The islander assures that her voice is that of thousands of NYCHA residents, who have been waiting for years for repairs and improvements to the buildings, but receive a “slap” when they know that the needs accumulated for decades, They get bogged down to attend to other priorities, which are not those of New Yorkers who have a history of effort.
“This is not an act of meanness. Thousands of people arrive fleeing horrible things. They have the right to have a better life, as several generations have. What is not fair is that they cut off services to the poorest taxpayers, because when we arrived, no one gave us anything,” said the protester, who clarified to The newspaper that does not respond to the economic and political interests of any group.
Who has the priority?
More than 3,500 families who received notifications to leave the shelters must apply again to be reassigned to other centers that are not necessarily in the same county where they are staying. This poses a challenge for children already in public schools.
A single mother who preferred to reserve her identity, living with her son in an emergency hotel in Queens for 11 months, believes that the new rule is “inhumane,” because in her case It has been very difficult to get a job to be able to rent a room.

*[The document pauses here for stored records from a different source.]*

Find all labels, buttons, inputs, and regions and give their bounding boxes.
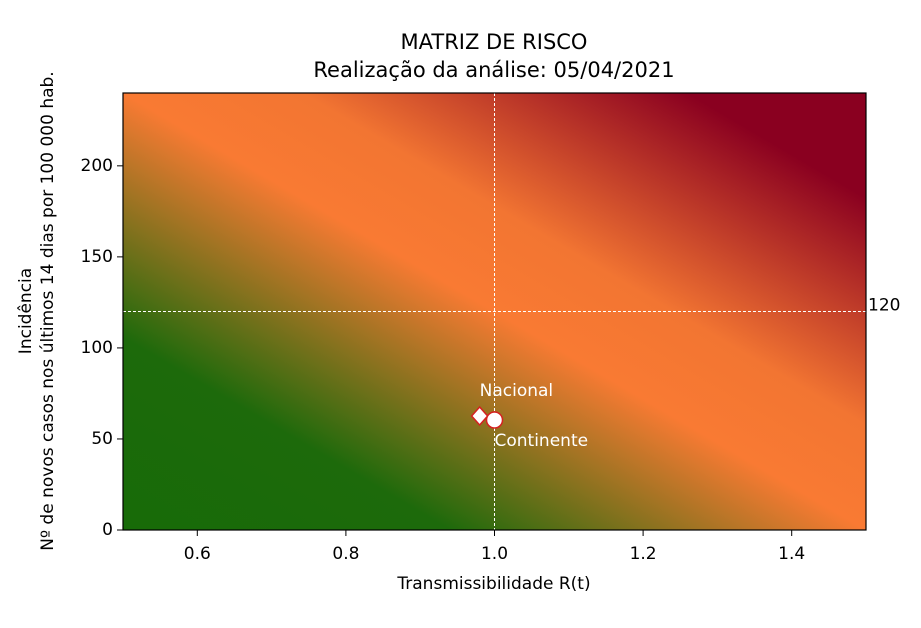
y-tick-label: 200 <box>81 156 113 176</box>
y-tick-label: 150 <box>81 247 113 267</box>
x-tick-label: 1.2 <box>630 544 657 564</box>
plot-frame <box>122 92 867 531</box>
reference-label: 120 <box>868 296 900 316</box>
y-tick-label: 100 <box>81 338 113 358</box>
point <box>470 405 489 427</box>
y-axis-label: Nº de novos casos nos últimos 14 dias po… <box>38 71 58 550</box>
y-axis-label: Incidência <box>16 268 36 354</box>
y-tick-label: 0 <box>102 520 113 540</box>
chart-title: MATRIZ DE RISCO <box>401 30 588 54</box>
point-label: Continente <box>495 431 589 451</box>
x-tick-label: 0.8 <box>332 544 359 564</box>
x-tick-label: 0.6 <box>184 544 211 564</box>
y-tick-label: 50 <box>91 429 113 449</box>
x-tick-label: 1.4 <box>778 544 805 564</box>
chart-subtitle: Realização da análise: 05/04/2021 <box>313 58 674 82</box>
point-label: Nacional <box>480 381 554 401</box>
point <box>485 411 504 429</box>
x-axis-label: Transmissibilidade R(t) <box>396 574 590 594</box>
x-tick-label: 1.0 <box>481 544 508 564</box>
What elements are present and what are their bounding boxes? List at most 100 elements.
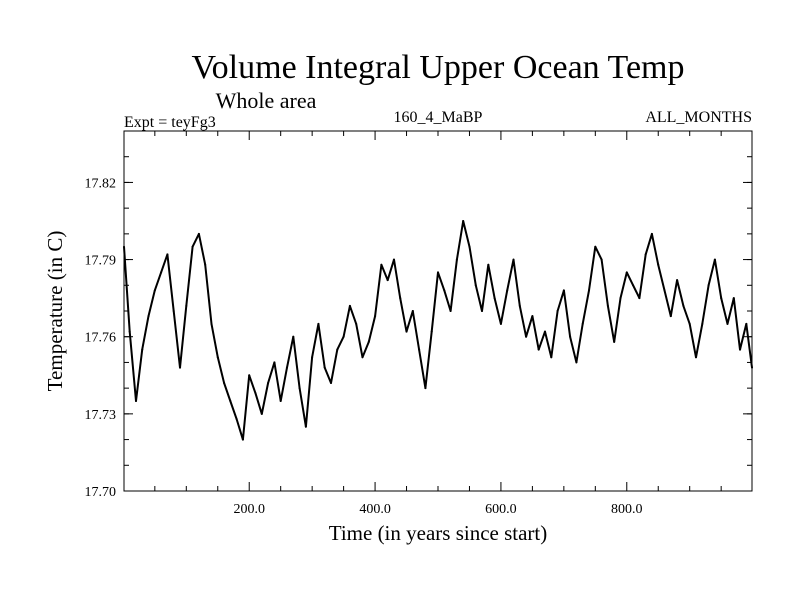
data-point [216, 356, 219, 359]
data-point [606, 304, 609, 307]
data-point [355, 322, 358, 325]
data-point [512, 258, 515, 261]
data-point [430, 330, 433, 333]
data-point [638, 297, 641, 300]
data-point [663, 289, 666, 292]
series-points [123, 220, 753, 441]
x-tick-label: 800.0 [611, 502, 643, 517]
data-point [141, 348, 144, 351]
data-point [506, 289, 509, 292]
x-axis-label: Time (in years since start) [329, 521, 548, 545]
data-point [191, 245, 194, 248]
x-axis: 200.0 400.0 600.0 800.0 [154, 131, 722, 517]
data-point [707, 284, 710, 287]
data-point [518, 304, 521, 307]
data-point [619, 297, 622, 300]
data-point [128, 330, 131, 333]
data-point [166, 253, 169, 256]
data-point [304, 425, 307, 428]
data-point [418, 348, 421, 351]
data-point [367, 340, 370, 343]
data-point [298, 387, 301, 390]
data-point [160, 271, 163, 274]
data-point [273, 361, 276, 364]
data-point [726, 322, 729, 325]
x-tick-label: 200.0 [233, 502, 265, 517]
data-point [311, 356, 314, 359]
data-point [179, 366, 182, 369]
data-point [462, 220, 465, 222]
data-point [254, 392, 257, 395]
data-point [682, 304, 685, 307]
data-point [588, 289, 591, 292]
data-point [493, 297, 496, 300]
y-tick-label: 17.79 [85, 254, 117, 269]
data-point [575, 361, 578, 364]
chart-title: Volume Integral Upper Ocean Temp [192, 49, 685, 86]
y-tick-label: 17.73 [85, 408, 117, 423]
plot-frame [123, 130, 753, 492]
data-point [285, 366, 288, 369]
data-point [279, 400, 282, 402]
x-tick-label: 600.0 [485, 502, 517, 517]
data-point [248, 374, 251, 377]
data-point [342, 335, 345, 338]
header-right: ALL_MONTHS [645, 109, 752, 126]
data-point [745, 322, 748, 325]
data-point [185, 304, 188, 307]
data-point [229, 400, 232, 402]
data-point [443, 289, 446, 292]
data-point [380, 263, 383, 266]
series-line [123, 220, 753, 441]
data-point [424, 387, 427, 390]
data-point [531, 315, 534, 318]
data-point [153, 289, 156, 292]
y-axis: 17.70 17.73 17.76 17.79 17.82 [85, 156, 752, 500]
data-point [720, 297, 723, 300]
data-point [632, 284, 635, 287]
data-point [223, 382, 226, 384]
data-point [323, 366, 326, 369]
data-point [204, 263, 207, 266]
data-point [267, 382, 270, 384]
data-point [537, 348, 540, 351]
data-point [499, 322, 502, 325]
data-point [732, 297, 735, 300]
data-point [399, 297, 402, 300]
data-point [260, 412, 263, 415]
data-point [172, 310, 175, 312]
header-center: 160_4_MaBP [394, 109, 483, 126]
data-point [550, 356, 553, 359]
data-point [694, 356, 697, 359]
data-point [405, 330, 408, 333]
data-point [562, 289, 565, 292]
data-point [688, 322, 691, 325]
data-point [437, 271, 439, 274]
data-point [336, 348, 339, 351]
x-tick-label: 400.0 [359, 502, 391, 517]
data-point [581, 322, 584, 325]
data-point [455, 258, 458, 261]
data-point [134, 400, 137, 402]
data-point [392, 258, 395, 261]
data-point [386, 279, 389, 282]
data-point [487, 263, 490, 266]
data-point [449, 310, 452, 312]
data-point [481, 310, 484, 312]
data-point [241, 438, 244, 441]
data-point [701, 322, 704, 325]
data-point [650, 232, 653, 235]
data-point [713, 258, 716, 261]
data-point [543, 330, 546, 333]
data-point [525, 335, 528, 338]
chart-subtitle: Whole area [216, 88, 317, 113]
header-left: Expt = teyFg3 [124, 114, 216, 131]
y-axis-label: Temperature (in C) [43, 231, 67, 392]
data-point [292, 335, 295, 338]
y-tick-label: 17.70 [85, 485, 117, 500]
data-point [210, 322, 213, 325]
data-point [197, 232, 200, 235]
data-point [644, 253, 647, 256]
data-point [669, 315, 672, 318]
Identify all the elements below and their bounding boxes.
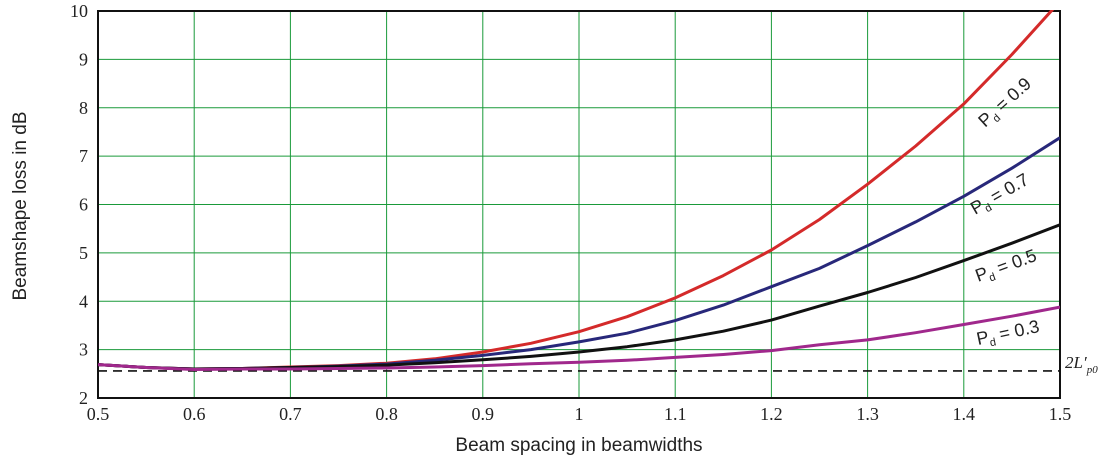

“It seems to me that in this case they should give priority to those who arrive first and we already have children in schools,” the immigrant reasoned.
In effect, the new municipal strategy seeks to mobilize those who have spent the most time in these accommodations, to be able to receive thousands of people who continue to arrive at an increasingly accelerated rate.
Municipal sources reacted by warning that no city in the country has served with “so much humanity,” in the midst of this global migration crisis, more than 170,000 people in the last two years.
“As we warned in due time, space was sold out. They continue to arrive and we must continue to comply with our legal commitment. “We have had to take tough, but rational measures,” said the municipal spokesperson.
Keys to the migratory labyrinth today:
- This chapter of the already indescribable migration crisis in the Big Apple could be explained like this: More than 70,000 immigrants, who in many cases arrived since the spring of 2022, who are still under municipal care, They will begin to receive eviction notices to open spaces for thousands who continue to arrive.
- This first group, which has already been in the shelters for months, demands not to be evicted because “they have priority”, because they arrived first.
- In this puzzle, spokespersons for community organizations and elected leaders consider that the City must have funds and help for everyone. In addition to not putting limits on the flow of thousands of people who aspire to make New York their new home.
- Mayor Adams remains firm in his position to limit the time of each asylum seeker in municipal shelters and his highest ambition is that the rule that obliges the City of New York to provide housing to whoever requests it be judicially terminatedas it was not conceived to address a global humanitarian crisis.